Art. 1125. Minderjarigen en onbekwaamverklaarden kunnen slechts in de bij de wet bepaalde gevallen tegen hun verbintenissen opkomen op grond van onbekwaamheid.

Personen die bekwaam zijn om verbintenissen aan te gaan, kunnen zich niet beroepen op de onbekwaamheid van de minderjarige of de onbekwaamverklaarde, met wie zij een contract hebben aangegaan.

AFDELING III. - VOORWERP EN INHOUD VAN DE CONTRACTEN.

Art. 1126. Ieder contract heeft tot voorwerp iets dat een partij zich verbindt te geven, of dat een partij zich verbindt te doen of niet te doen.

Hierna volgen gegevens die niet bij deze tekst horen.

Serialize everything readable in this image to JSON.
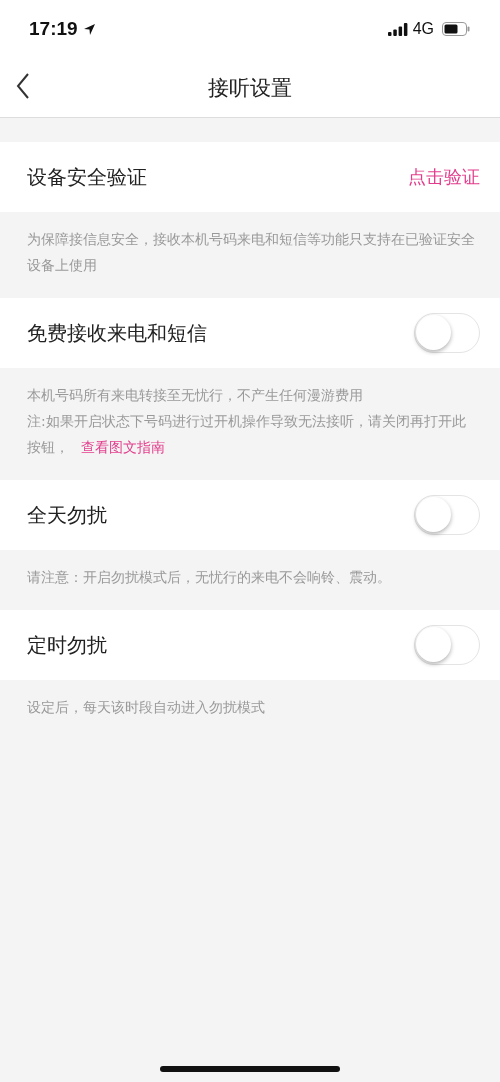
{
  "status_bar": {
    "time": "17:19",
    "network": "4G"
  },
  "nav": {
    "title": "接听设置"
  },
  "sections": [
    {
      "row": {
        "kind": "action",
        "label": "设备安全验证",
        "action": "点击验证"
      },
      "note": [
        {
          "text": "为保障接信息安全，接收本机号码来电和短信等功能只支持在已验证安全设备上使用"
        }
      ]
    },
    {
      "row": {
        "kind": "toggle",
        "label": "免费接收来电和短信",
        "on": false
      },
      "note": [
        {
          "text": "本机号码所有来电转接至无忧行，不产生任何漫游费用"
        },
        {
          "text": "注:如果开启状态下号码进行过开机操作导致无法接听，请关闭再打开此按钮，",
          "link": "查看图文指南"
        }
      ]
    },
    {
      "row": {
        "kind": "toggle",
        "label": "全天勿扰",
        "on": false
      },
      "note": [
        {
          "text": "请注意：开启勿扰模式后，无忧行的来电不会响铃、震动。"
        }
      ]
    },
    {
      "row": {
        "kind": "toggle",
        "label": "定时勿扰",
        "on": false
      },
      "note": [
        {
          "text": "设定后，每天该时段自动进入勿扰模式"
        }
      ]
    }
  ]
}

Art. 1127. Het enkel gebruik of het enkel bezit van een zaak kan, evenals de zaak zelf, het voorwerp van een contract uitmaken.

Art. 1128. Alleen zaken die in de handel zijn, kunnen het voorwerp van overeenkomsten uitmaken.

Art. 1129. De verbintenis moet tot voorwerp hebben een zaak die ten minste ten aanzien van haar soort bepaald is.

De hoeveelheid van de zaak mag onzeker zijn, mits deze hoeveelheid nader bepaald kan worden.

Art. 1130. Toekomstige zaken kunnen het voorwerp van een verbintenis uitmaken.

Men kan echter een nalatenschap die nog niet is opengevallen, niet verwerpen en evenmin omtrent zodanige nalatenschap enig beding maken, zelfs niet met toestemming van hem wiens nalatenschap het betreft (, tenzij in de gevallen bij de wet bepaald).

AFDELING IV. - OORZAAK.

Art. 1131. Een verbintenis, aangegaan zonder oorzaak of uit een valse oorzaak of uit een ongeoorloofde oorzaak, kan geen gevolg hebben.

Art. 1132. De overeenkomst is niettemin geldig, hoewel de oorzaak ervan niet is uitgedrukt.

Art. 1133. De oorzaak is ongeoorloofd, wanneer zij door de wet verboden is, of wanneer zij strijdig is met de goede zeden of met de openbare orde.

HOOFDSTUK III. - GEVOLGEN VAN DE VERBINTENISSEN.

AFDELING I. - ALGEMENE BEPALINGEN.

Art. 1134. Alle overeenkomsten die wettig zijn aangegaan, strekken degenen die deze hebben aangegaan, tot wet.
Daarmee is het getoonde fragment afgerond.